Received 29 May 2014; Revised 16 July 2014; Accepted 8 August 2014; Published 19 August 2014

Academic Editor: Di Lazzaro Vincenzo

Copyright © 2014 Foad Elahi and Chandan G. Reddy. This is an open access article distributed under the Creative Commons Attribution License, which permits unrestricted use, distribution, and reproduction in any medium, provided the original work is properly cited.

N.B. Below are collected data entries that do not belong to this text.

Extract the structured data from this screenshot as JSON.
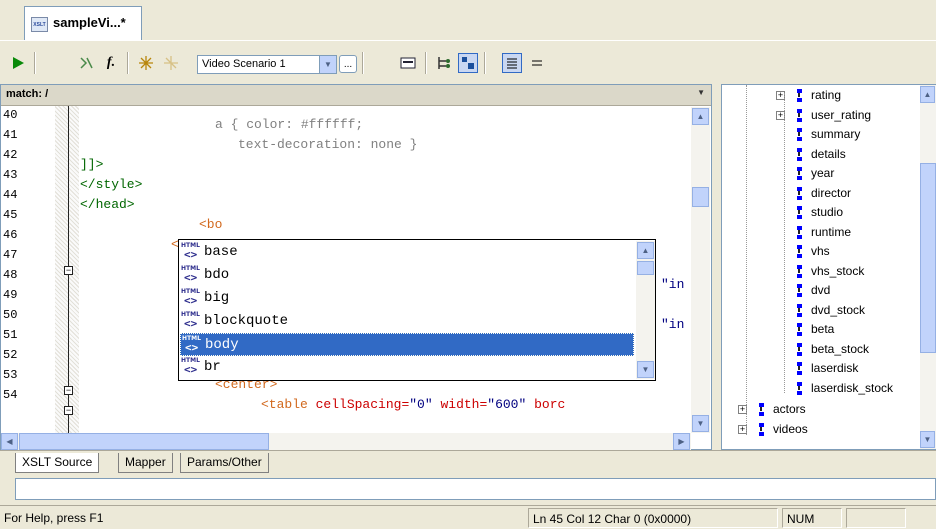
{
  "document_tab": {
    "title": "sampleVi...*",
    "icon": "xslt-file-icon"
  },
  "toolbar": {
    "scenario_value": "Video Scenario 1",
    "browse_label": "...",
    "buttons": [
      "run-icon",
      "xpath-icon",
      "function-icon",
      "breakpoint-icon",
      "clear-breakpoint-icon",
      "browse-icon",
      "output-icon",
      "tree-view-icon",
      "toggle-panel-icon",
      "text-view-icon",
      "menu-icon"
    ]
  },
  "editor": {
    "match": "match: /",
    "line_numbers": [
      "40",
      "41",
      "42",
      "43",
      "44",
      "45",
      "46",
      "47",
      "48",
      "49",
      "50",
      "51",
      "52",
      "53",
      "54"
    ],
    "lines": {
      "l40": "a { color: #ffffff;",
      "l41": "text-decoration: none }",
      "l42": "]]>",
      "l43": "</style>",
      "l44": "</head>",
      "l45": "<bo",
      "l46": "<",
      "l48_tail": "\"in",
      "l50_tail": "\"in",
      "l53": "<center>",
      "l54_tag": "<table",
      "l54_attr1": "cellSpacing=",
      "l54_val1": "\"0\"",
      "l54_attr2": "width=",
      "l54_val2": "\"600\"",
      "l54_attr3": "borc"
    }
  },
  "autocomplete": {
    "icon_text": "HTML",
    "items": [
      {
        "label": "base",
        "selected": false
      },
      {
        "label": "bdo",
        "selected": false
      },
      {
        "label": "big",
        "selected": false
      },
      {
        "label": "blockquote",
        "selected": false
      },
      {
        "label": "body",
        "selected": true
      },
      {
        "label": "br",
        "selected": false
      }
    ]
  },
  "tree": {
    "nodes": [
      {
        "label": "rating",
        "expandable": true
      },
      {
        "label": "user_rating",
        "expandable": true
      },
      {
        "label": "summary",
        "expandable": false
      },
      {
        "label": "details",
        "expandable": false
      },
      {
        "label": "year",
        "expandable": false
      },
      {
        "label": "director",
        "expandable": false
      },
      {
        "label": "studio",
        "expandable": false
      },
      {
        "label": "runtime",
        "expandable": false
      },
      {
        "label": "vhs",
        "expandable": false
      },
      {
        "label": "vhs_stock",
        "expandable": false
      },
      {
        "label": "dvd",
        "expandable": false
      },
      {
        "label": "dvd_stock",
        "expandable": false
      },
      {
        "label": "beta",
        "expandable": false
      },
      {
        "label": "beta_stock",
        "expandable": false
      },
      {
        "label": "laserdisk",
        "expandable": false
      },
      {
        "label": "laserdisk_stock",
        "expandable": false
      },
      {
        "label": "actors",
        "expandable": true
      },
      {
        "label": "videos",
        "expandable": true
      }
    ]
  },
  "bottom_tabs": [
    "XSLT Source",
    "Mapper",
    "Params/Other"
  ],
  "status": {
    "help": "For Help, press F1",
    "position": "Ln 45 Col 12  Char 0 (0x0000)",
    "num": "NUM"
  },
  "colors": {
    "selection": "#316ac5",
    "tag": "#006600",
    "attribute": "#cc0000",
    "css": "#808080"
  }
}
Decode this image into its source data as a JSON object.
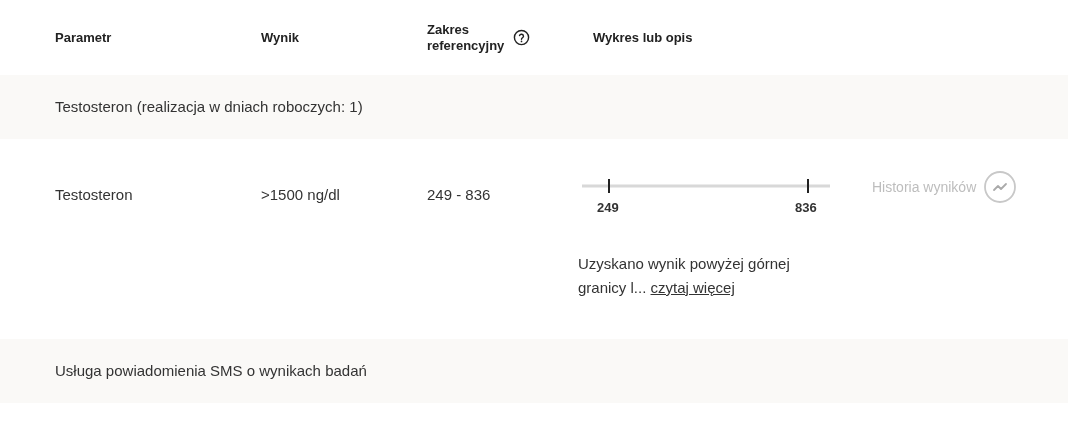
{
  "columns": [
    {
      "label": "Parametr"
    },
    {
      "label": "Wynik"
    },
    {
      "label": "Zakres referencyjny",
      "help": true
    },
    {
      "label": "Wykres lub opis"
    }
  ],
  "groups": [
    {
      "title": "Testosteron (realizacja w dniach roboczych: 1)",
      "rows": [
        {
          "parameter": "Testosteron",
          "result": ">1500 ng/dl",
          "range": "249 - 836",
          "scale": {
            "low": "249",
            "high": "836"
          },
          "description": "Uzyskano wynik powyżej górnej granicy l...",
          "more_link": "czytaj więcej",
          "history": {
            "label": "Historia wyników",
            "disabled": true
          }
        }
      ]
    },
    {
      "title": "Usługa powiadomienia SMS o wynikach badań"
    }
  ]
}
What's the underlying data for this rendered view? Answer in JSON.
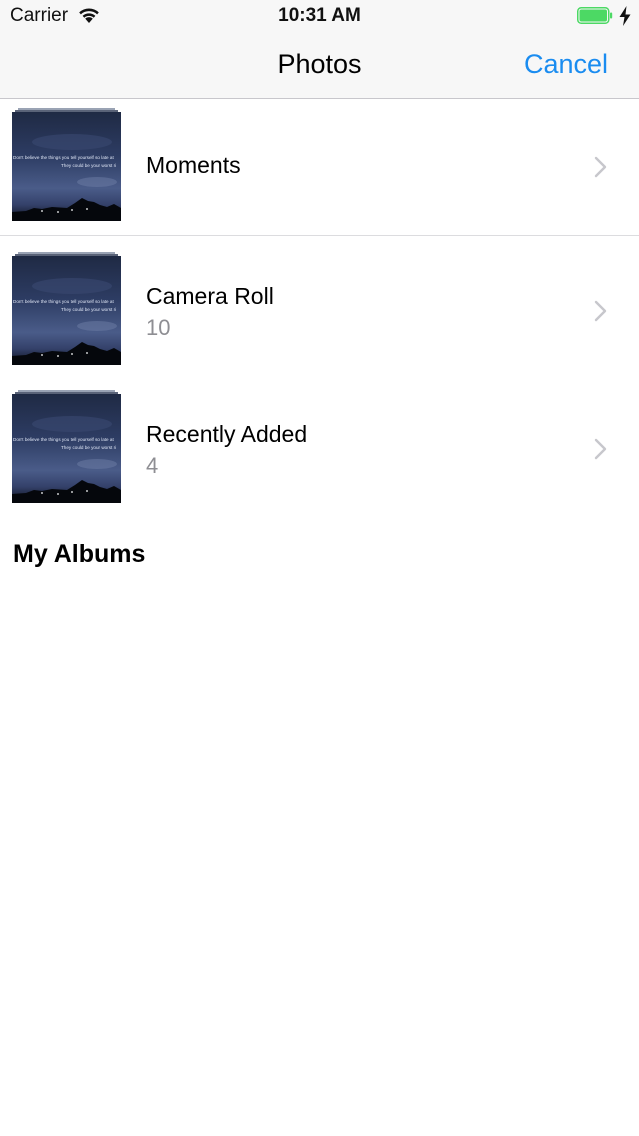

Venipuncture, the most frequently performed invasive medical procedure, is usually benign. Generally it produces only transitory mild discomfort. Venipuncture-induced neuropathic pain is hard to recognize at an early stage. Medical literature reviews show that there is not adequate medical knowledge about this important subject. The inciting incident in complex regional pain syndrome (CRPS) can often seem far too trivial to result in a condition with such severe pathophysiologic effects. The practicing physician has little information available to enable early recognition of the condition, initiation of multidisciplinary treatment modalities, and proper referral to pain specialists. We encountered a unique case of venipuncture-induced complex regional pain syndrome (CRPS). The patient is a 52-year-old school teacher with no significant past medical history, who presented initially to the Center of Pain Medicine with left upper extremity pain. The pain started while phlebotomy was performed in the patient’s left antecubital area for routine blood check. The patient’s pain did not improve with multiple medications, physical therapy, or several nerve blocks. The patient demonstrated all the signs and symptoms of chronic neuropathic pain of CRPS in the upper extremity with minimal response to the continuous pain management. We decided to proceed with cervical spinal cord nerve stimulation along with continuing other modalities. The patient responded to this combination. During the follow-up, we noticed that the patient’s pain course was complicated by extension of the CRPS to her lower extremity. We will describe the course of treatment for the patient in this paper. In this paper we will discuss the electrical neuromodulation as an important modality in addition to the multidisciplinary pain management for a patient with venipuncture-induced chronic neuropathic pain.